By John Hart, Director
Beginning in 1863, Spencer Repeating Rifles were issued to Union troops and quickly became the weapon of choice as they were easier to load, faster to fire, and were more accurate than other weaponry available to the soldiers. According to family history and other writings, Christopher Spencer personally presented President Abraham Lincoln with a Spencer rifle on August 18, 1863 as the President wanted to know what he would be authorizing for his Army. When the President finished looking at the rifle, both inside and out, he requested Spencer accompany him the next day to shoot the weapon. President Lincoln was no stranger to firearms and was generally known to be a good shooter.

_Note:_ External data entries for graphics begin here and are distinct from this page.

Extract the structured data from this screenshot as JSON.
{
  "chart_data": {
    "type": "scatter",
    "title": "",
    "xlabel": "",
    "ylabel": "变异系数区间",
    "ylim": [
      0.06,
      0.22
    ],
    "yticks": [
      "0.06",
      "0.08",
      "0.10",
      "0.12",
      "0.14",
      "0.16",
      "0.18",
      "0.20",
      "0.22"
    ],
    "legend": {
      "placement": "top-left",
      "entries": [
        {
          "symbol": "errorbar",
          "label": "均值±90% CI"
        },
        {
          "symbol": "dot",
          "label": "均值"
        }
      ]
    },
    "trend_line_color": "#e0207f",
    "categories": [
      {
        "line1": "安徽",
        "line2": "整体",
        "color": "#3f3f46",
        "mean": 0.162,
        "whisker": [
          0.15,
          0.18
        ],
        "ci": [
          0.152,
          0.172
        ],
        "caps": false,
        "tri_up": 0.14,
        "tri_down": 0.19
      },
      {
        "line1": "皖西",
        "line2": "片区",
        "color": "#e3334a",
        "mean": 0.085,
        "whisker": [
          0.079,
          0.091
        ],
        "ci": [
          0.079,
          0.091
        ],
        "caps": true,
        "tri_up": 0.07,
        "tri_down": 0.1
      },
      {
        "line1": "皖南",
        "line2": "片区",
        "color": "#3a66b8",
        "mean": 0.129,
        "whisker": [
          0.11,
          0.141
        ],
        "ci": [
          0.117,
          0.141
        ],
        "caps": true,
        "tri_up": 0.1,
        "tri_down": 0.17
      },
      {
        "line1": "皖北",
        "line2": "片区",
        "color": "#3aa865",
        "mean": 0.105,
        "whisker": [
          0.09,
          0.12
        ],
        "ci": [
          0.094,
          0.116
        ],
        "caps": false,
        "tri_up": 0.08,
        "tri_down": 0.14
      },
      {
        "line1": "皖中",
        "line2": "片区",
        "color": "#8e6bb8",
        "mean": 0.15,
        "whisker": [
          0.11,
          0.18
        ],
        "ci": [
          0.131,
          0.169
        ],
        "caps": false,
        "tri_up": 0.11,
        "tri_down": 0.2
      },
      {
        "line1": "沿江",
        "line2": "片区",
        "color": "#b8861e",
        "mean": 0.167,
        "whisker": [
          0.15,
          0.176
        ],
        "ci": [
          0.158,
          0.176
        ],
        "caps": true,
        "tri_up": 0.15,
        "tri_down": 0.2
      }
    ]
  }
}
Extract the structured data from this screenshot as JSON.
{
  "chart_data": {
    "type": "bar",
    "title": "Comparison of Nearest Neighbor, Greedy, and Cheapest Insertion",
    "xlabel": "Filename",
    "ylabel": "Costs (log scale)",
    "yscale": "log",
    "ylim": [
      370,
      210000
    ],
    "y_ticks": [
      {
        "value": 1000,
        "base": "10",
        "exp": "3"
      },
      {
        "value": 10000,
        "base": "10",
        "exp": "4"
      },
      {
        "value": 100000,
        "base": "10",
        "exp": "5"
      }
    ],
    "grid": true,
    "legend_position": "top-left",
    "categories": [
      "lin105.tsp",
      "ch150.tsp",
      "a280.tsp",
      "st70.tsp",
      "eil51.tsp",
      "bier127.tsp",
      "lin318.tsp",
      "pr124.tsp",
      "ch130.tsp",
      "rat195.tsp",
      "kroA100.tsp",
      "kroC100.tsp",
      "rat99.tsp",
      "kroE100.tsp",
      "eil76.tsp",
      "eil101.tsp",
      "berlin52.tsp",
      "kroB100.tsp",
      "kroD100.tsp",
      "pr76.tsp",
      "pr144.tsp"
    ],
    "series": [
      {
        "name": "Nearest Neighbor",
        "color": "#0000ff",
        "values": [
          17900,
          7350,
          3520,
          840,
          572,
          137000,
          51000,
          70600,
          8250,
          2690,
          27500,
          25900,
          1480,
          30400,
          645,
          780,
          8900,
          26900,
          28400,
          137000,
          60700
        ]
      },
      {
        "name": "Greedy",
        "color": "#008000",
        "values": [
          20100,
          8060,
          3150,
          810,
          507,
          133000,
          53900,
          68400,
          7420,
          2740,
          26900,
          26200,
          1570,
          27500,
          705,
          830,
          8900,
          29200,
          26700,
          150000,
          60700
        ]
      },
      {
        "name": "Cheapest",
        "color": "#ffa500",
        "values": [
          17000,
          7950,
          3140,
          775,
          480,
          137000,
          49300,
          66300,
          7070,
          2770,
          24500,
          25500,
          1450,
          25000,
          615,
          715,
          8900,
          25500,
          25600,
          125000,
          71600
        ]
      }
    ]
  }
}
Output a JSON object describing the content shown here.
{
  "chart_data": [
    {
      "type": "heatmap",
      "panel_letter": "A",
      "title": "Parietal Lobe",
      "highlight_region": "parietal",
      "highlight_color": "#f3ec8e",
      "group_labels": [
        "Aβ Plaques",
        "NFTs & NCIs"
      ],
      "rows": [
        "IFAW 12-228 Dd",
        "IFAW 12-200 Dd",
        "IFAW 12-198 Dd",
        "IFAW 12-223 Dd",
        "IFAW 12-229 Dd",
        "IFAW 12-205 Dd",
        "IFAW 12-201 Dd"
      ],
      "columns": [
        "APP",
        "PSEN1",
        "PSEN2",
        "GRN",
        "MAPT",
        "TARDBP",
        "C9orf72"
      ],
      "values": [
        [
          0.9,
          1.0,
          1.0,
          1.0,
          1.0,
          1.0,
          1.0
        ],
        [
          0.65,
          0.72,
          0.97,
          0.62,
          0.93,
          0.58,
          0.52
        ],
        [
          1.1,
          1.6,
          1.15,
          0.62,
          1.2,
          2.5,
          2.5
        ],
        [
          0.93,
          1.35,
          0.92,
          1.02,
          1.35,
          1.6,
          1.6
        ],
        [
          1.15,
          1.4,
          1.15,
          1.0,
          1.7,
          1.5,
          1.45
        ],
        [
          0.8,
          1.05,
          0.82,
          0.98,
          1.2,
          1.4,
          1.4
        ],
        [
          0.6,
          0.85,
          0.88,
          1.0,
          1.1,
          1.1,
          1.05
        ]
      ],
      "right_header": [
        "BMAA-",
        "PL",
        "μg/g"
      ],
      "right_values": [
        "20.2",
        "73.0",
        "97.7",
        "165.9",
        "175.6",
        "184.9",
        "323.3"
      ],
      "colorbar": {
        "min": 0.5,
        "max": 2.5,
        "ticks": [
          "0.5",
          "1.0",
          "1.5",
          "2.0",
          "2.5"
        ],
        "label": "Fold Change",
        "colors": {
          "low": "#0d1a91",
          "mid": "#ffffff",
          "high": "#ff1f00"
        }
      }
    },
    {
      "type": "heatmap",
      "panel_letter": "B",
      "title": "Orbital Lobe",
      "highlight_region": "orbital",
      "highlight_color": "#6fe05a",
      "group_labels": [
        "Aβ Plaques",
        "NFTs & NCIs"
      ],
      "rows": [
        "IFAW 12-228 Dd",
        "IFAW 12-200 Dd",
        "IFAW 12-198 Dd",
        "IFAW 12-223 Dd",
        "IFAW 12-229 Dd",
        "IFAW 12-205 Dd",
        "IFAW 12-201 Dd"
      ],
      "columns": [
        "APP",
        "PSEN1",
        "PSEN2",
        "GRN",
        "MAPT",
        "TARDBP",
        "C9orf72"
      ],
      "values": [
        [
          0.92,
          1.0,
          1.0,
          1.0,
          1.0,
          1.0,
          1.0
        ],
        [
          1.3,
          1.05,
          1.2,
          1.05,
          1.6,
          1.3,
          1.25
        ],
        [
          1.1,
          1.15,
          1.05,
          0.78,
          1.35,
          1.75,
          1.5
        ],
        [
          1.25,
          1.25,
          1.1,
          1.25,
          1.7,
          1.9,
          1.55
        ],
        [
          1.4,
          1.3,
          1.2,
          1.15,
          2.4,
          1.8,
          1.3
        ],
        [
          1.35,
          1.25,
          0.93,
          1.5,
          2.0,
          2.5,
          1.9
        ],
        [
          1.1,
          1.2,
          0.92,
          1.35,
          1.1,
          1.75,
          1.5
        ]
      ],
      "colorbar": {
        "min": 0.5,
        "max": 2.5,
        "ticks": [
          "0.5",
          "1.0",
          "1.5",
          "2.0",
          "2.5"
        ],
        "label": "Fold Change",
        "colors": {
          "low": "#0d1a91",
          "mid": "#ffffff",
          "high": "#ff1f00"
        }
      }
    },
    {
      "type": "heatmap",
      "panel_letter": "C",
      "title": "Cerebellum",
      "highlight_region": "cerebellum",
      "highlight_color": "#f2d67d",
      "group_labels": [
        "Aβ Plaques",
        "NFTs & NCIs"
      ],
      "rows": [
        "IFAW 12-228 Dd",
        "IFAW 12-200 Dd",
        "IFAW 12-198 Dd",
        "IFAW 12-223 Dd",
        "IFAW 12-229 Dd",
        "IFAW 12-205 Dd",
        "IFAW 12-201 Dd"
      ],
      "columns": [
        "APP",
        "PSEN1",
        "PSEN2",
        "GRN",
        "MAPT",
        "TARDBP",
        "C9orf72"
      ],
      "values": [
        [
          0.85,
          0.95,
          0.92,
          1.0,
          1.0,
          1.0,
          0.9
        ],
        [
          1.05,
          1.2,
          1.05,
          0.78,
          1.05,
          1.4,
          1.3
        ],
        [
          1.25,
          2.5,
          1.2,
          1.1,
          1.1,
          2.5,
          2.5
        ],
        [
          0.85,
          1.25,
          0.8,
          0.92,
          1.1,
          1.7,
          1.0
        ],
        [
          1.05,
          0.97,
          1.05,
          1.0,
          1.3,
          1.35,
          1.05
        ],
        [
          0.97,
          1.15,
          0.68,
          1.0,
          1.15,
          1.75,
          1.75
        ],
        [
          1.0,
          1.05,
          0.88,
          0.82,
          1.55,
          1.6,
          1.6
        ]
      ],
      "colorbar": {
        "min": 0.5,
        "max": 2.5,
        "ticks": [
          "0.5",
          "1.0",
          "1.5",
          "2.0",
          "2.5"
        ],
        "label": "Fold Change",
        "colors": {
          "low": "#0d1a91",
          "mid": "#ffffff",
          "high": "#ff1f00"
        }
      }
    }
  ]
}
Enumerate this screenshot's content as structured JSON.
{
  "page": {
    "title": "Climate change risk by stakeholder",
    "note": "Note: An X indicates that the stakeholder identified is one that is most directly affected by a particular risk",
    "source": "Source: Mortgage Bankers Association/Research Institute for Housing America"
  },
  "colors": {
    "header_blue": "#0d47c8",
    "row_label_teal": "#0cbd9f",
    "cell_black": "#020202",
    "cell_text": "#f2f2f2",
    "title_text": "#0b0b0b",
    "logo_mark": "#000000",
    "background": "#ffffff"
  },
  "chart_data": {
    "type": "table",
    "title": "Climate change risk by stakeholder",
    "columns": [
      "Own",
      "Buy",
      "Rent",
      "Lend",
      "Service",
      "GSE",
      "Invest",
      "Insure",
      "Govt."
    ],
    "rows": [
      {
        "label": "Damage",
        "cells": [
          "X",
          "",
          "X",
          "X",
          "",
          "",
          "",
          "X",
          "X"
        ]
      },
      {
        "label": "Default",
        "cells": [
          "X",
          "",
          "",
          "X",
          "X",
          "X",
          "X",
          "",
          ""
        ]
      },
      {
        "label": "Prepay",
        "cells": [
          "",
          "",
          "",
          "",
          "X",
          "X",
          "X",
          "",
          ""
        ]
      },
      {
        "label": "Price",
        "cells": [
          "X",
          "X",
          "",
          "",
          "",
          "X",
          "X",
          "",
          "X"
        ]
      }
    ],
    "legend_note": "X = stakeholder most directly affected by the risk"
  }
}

President Lincoln, along with Spencer, the President’s son, Robert, and an officer of the Naval Department walked to the mall (now the site of the Washington Monument) for target practice. On the way, Robert stopped to invite Secretary of War Edward Stanton, but Stanton declined having pressing matters at hand. Lincoln fired the first rounds, hitting a target from approximately 40 yards, largely near or on the bullseye. Spencer fired the second rounds, doing nearly the same in terms of accuracy. President Lincoln must have enjoyed himself as there are accounts of him taking “Spencer’s gun” out again the next day.
By the end of the Civil War, the Spencer Repeating Rifle was in mass production and shipped to as many troops as possible. This rifle, on display in the Sullivan Museum’s current exhibit 200 Years—200 Objects, was acquired in 2014 and bears a note “Respectfully submitted to the Sec of Navy. /A. Lincoln.” Much mystery still surrounds the history of this rifle, but we know from documented sources that it did indeed descend through the family of Gideon Welles (Class of 1836), who was Abraham Lincoln’s Secretary of the Navy. Perhaps this Spencer Repeating Rifle was truly fired by President Lincoln.